Yes – we read the gas meter and electric meters – every day – during the so-called energy crisis in 77-78. That year we had a big blizzard, snow several feet deep, wind 100 mph – transportation was at a standstill – the theatres didn’t open – all the managers in the area got a call at home from someone in the home office telling us to go to the theatre and shovel the snow off the roof. Apparently there was a theatre someplace where the weight of the snow made the roof cave in. I told them they were out of their minds, that everything was covered with ice and the wind was 100 mph, and I’m NOT going up on the roof. I was told I didn’t have to, just put a couple of ushers up there. I hung up on them. I figured the building was insured by the mall. Not only did the roof not cave in, when the blizzard subsided I did go up there and found very little snow, because the heavy wind had blown it all off.

Mike Rogers
Mike Rogers on June 19, 2010 at 2:31 pm

man, I love that Story thank goodness Georgia only gets a rare dusting of snow.I can’t believe someone read those readings.I got a couple of guys I worked with a GCC Russell Smeak{he’s a member on CT and Barry Morrison who said he was logging on to CT .but hasn’t both Managers i will tell your story if Russell hasn’t read it.“JUST SEND THE USHERS UP THERE!” outta make T-Shirts.

Rebstock
Rebstock on January 18, 2012 at 12:26 am

Hi, My name is Philip Rebstock , I worked for General Cinema as a manager from the beginning of 1973 to 1980. I was hired as a manager trainee at Gulfgate in 1973 , for the life of me, I can’t remember the Managers name.
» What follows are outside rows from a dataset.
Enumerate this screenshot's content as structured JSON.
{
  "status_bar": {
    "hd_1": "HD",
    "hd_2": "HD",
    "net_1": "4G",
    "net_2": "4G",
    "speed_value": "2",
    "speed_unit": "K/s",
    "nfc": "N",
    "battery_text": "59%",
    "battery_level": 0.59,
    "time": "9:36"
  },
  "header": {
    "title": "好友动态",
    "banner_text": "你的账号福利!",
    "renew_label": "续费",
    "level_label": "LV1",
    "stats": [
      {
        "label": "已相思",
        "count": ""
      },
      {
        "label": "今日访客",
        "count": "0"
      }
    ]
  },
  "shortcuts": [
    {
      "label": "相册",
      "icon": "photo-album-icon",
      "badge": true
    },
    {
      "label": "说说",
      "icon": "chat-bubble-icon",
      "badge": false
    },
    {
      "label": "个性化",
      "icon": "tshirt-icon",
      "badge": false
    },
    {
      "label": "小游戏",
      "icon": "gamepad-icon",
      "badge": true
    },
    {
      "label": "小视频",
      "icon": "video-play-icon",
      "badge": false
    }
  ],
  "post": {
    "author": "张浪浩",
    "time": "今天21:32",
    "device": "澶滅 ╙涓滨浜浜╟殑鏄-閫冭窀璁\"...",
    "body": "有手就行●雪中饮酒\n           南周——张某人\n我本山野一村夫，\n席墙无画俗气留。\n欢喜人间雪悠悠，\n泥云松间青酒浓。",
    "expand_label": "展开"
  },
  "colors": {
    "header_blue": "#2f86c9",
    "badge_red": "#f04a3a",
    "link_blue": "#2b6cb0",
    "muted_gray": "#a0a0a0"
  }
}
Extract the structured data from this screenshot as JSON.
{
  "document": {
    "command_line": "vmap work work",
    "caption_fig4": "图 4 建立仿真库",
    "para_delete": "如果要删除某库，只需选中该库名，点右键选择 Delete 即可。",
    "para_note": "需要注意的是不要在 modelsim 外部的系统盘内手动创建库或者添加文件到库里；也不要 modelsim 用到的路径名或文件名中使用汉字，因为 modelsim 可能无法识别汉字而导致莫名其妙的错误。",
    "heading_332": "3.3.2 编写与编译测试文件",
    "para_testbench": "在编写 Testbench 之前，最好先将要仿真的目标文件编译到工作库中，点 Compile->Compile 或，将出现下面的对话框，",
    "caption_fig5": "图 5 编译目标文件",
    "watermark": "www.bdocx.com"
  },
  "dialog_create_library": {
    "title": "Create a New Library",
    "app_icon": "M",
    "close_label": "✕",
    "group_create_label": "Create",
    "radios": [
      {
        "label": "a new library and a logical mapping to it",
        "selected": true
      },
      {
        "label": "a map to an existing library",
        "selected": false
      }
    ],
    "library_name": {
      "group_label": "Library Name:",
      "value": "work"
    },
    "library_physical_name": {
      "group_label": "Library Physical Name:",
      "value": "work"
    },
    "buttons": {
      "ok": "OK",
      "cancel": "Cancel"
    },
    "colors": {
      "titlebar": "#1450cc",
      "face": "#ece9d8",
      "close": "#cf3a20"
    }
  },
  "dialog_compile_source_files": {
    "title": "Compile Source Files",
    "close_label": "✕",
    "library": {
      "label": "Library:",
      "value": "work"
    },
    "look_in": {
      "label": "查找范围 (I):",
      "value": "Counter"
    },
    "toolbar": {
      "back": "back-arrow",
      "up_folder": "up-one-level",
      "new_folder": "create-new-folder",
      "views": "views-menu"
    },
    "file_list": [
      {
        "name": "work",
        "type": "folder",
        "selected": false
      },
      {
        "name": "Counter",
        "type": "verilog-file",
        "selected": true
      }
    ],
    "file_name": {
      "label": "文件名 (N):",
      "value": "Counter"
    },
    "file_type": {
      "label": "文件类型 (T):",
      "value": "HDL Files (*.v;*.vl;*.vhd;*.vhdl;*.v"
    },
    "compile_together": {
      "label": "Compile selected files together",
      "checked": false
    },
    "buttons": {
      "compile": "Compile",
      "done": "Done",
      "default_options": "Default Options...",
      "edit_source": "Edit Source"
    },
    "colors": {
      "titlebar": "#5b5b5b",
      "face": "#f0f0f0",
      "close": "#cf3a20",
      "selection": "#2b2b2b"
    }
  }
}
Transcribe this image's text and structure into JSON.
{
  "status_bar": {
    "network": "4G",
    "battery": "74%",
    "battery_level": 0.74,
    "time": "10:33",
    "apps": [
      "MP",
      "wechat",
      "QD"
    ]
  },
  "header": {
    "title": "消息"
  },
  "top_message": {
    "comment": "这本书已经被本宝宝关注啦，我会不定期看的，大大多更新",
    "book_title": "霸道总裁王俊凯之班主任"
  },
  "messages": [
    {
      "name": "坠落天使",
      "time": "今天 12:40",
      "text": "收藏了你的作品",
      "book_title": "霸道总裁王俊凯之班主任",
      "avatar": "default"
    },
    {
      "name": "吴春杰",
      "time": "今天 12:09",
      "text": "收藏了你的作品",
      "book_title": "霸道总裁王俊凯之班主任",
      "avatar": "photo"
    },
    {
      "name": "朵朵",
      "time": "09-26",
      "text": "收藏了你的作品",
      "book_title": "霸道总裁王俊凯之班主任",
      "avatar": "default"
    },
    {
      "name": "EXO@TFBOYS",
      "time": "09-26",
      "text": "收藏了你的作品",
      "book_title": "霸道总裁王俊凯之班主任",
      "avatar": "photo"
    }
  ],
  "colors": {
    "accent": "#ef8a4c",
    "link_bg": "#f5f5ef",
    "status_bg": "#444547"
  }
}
I was transfered to Meyerland the next week. The Gulfgate manager developed a heart condition and later transfered to the Austin Twin cinema, which was the duplicate to the Quail Creek Cinema I later ran. Fred Riley ran the Meyerland and was from Florida and came with WJ Wilson, the district manager. They came at the time the original three theaters were being built. Fred was very talented and later left GCC and started an advertising agency in Houston. WJ Wilson, had been in the theater business all his life. He started in Florida as an usher, I believe in the late 1920’s or early 1930,s barely in the teens.He was gruff, but I liked and respected him. I was only 24 at the time I started at Gulfgate. Clay Flueker was at Northline. He was in charge of newspaper advertising for the city. I went there to train. On the wall of his office were picture after picture of him with Movie stars of the 1940’s and 1950’s. When I got into the business , it was at the tail end of actors promoting their movies away from Hollywood. Clay was responsibele for arranging any of these promotions. I later became Assistant at Galleria under John Foster. Clay arranged with Fox to bring in the “Soylent Green” girls to promote the film. He could’t get Charlton Heston. Later when I returned to Manage Galleria during Star Wars, there was another film with Burt Lancaster, that Clay arranged for him to come to town. Clay arranged some promotion and had a sit down dinner where all the GCC managers would attend up by his Northline cinema. Clay talked about how common place it was for Stars to travel the movie circuit in the 1940’s and even 1950’s. Even in smaller places ,like Shreveport, La. What a great time that would have been to live thru.